Joan Allen : Bacillus thuringiensis (Bt) is a commercially available insecticide that is used to control populations of caterpillars such as fall cankerworm. If it comes in contact with Bt. species of lepidoptera, a order of insects that includes moths and butterflies, are affected. For that reason, Urban Forest Management limits the application of Bt. to only areas that have elevated populations of fall cankerworm that pose a risk to defoliating trees or eating all the leaves off the trees.
The worm-eating warbler and other birds that feed on caterpillars as a food source may be limited in areas that are being aerially treated. Populations of fall cankerworm are found throughout the county will be available as a source of food to wildlife.

For more information on Bt.: 

Anonymous User : Was there any IPM strategies followed before deciding to use a control? In other words, were there thresholds that were reached to make an application necessary?

Joan Allen : Great question!
We use many Integrated Pest Management (IPM) strategies in the county's fall cankerworm program. Every fall urban foresters set up many monitoring tree bands across the county to gauge the population levels. The data we collect determines whether it is necessary to conduct an aerial suppression program the following spring. If we feel that it is necessary we also conduct an aerial survey to determine the levels of defoliation (or leaves eaten from trees) within the county.

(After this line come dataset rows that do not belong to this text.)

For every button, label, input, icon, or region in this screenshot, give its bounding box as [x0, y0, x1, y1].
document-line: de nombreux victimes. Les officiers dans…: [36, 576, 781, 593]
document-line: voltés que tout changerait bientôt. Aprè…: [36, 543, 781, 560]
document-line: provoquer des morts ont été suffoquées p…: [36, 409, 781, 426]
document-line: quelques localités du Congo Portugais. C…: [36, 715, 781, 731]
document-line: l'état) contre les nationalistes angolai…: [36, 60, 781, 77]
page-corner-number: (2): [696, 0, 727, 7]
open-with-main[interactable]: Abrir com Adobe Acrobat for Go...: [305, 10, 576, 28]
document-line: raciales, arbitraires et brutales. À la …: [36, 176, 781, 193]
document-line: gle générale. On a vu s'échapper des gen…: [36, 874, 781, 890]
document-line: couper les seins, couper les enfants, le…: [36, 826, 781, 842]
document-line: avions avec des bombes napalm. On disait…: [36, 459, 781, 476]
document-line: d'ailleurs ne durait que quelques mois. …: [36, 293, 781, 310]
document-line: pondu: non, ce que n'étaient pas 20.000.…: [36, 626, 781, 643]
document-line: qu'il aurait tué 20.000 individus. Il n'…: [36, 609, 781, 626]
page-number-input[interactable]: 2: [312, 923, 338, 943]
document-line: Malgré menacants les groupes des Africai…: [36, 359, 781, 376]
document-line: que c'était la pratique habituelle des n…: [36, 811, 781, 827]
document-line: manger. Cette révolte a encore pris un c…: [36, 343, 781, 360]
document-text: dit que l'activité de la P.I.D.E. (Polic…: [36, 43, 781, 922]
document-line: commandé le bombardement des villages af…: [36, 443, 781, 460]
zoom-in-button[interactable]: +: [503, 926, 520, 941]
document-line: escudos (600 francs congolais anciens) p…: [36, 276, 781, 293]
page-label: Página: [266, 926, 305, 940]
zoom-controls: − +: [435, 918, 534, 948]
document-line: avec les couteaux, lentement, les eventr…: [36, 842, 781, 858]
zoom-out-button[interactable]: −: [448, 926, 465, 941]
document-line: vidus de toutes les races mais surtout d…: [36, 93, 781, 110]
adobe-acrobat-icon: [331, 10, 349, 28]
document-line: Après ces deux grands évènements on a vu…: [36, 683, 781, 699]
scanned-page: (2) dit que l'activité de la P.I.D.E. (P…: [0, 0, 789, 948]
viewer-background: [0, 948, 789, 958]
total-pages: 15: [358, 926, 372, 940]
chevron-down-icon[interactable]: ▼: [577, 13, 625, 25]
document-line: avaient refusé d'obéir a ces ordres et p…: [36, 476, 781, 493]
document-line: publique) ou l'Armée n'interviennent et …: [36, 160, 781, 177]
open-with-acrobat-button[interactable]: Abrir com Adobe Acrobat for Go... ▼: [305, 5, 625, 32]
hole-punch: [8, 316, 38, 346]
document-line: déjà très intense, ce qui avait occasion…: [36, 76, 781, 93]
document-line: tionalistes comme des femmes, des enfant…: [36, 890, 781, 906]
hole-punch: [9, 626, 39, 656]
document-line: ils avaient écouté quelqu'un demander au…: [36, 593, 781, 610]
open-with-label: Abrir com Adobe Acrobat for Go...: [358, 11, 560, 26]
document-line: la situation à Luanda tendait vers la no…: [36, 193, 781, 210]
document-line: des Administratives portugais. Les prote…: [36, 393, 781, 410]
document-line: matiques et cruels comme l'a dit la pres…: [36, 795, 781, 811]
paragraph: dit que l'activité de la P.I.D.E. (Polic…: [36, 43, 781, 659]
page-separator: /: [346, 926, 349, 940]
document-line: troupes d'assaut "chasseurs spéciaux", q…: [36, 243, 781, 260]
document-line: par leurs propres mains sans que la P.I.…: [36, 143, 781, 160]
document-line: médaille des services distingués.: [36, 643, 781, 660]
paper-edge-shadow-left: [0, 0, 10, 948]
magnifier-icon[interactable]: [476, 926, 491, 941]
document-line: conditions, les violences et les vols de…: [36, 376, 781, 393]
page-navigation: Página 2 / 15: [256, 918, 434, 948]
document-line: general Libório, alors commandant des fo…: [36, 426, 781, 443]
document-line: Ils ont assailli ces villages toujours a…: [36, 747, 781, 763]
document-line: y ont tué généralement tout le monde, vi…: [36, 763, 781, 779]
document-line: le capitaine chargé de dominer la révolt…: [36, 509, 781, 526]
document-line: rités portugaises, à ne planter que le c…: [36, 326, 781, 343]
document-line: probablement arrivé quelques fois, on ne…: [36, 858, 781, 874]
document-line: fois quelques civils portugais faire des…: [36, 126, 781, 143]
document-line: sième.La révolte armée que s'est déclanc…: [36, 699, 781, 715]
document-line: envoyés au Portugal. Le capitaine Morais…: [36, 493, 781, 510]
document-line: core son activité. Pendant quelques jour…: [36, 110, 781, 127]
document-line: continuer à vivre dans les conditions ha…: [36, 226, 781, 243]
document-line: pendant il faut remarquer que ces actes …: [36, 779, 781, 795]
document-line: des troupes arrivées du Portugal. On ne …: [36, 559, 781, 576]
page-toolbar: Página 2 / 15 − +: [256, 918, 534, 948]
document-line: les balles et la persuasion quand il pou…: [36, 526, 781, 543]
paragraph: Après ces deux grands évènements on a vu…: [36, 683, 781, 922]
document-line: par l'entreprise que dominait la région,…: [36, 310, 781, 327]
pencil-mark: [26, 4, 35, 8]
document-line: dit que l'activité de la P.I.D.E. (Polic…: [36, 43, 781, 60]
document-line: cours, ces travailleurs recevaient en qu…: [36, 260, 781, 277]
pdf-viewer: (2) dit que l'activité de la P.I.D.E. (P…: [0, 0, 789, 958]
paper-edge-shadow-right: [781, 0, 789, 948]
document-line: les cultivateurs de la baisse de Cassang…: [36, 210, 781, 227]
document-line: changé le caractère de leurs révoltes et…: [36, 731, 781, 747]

We use many methods to alert the public regarding fall cankerworm and our program including: the county website, publications, public meetings, newspaper ads and articles, podcasts, and several news releases.

Jim Lahey : Why does the county treat only a few areas for cankerworm and not large portions of the county like they did for gypsymoth?

Joan Allen : We only treats areas that we have found through our surveys to have large populations of fall cankerworms. Surveys have always been a part of determining where aerial suppression programs take place.

Anonymous User : Is this insecticide dangerous to any species of birds?

Joan Allen : Bacillus thuringiensis (Bt) is only harmful to caterpillars when ingested. Wildlife that eat caterpillars that have ingested Bt. are not adversely effected.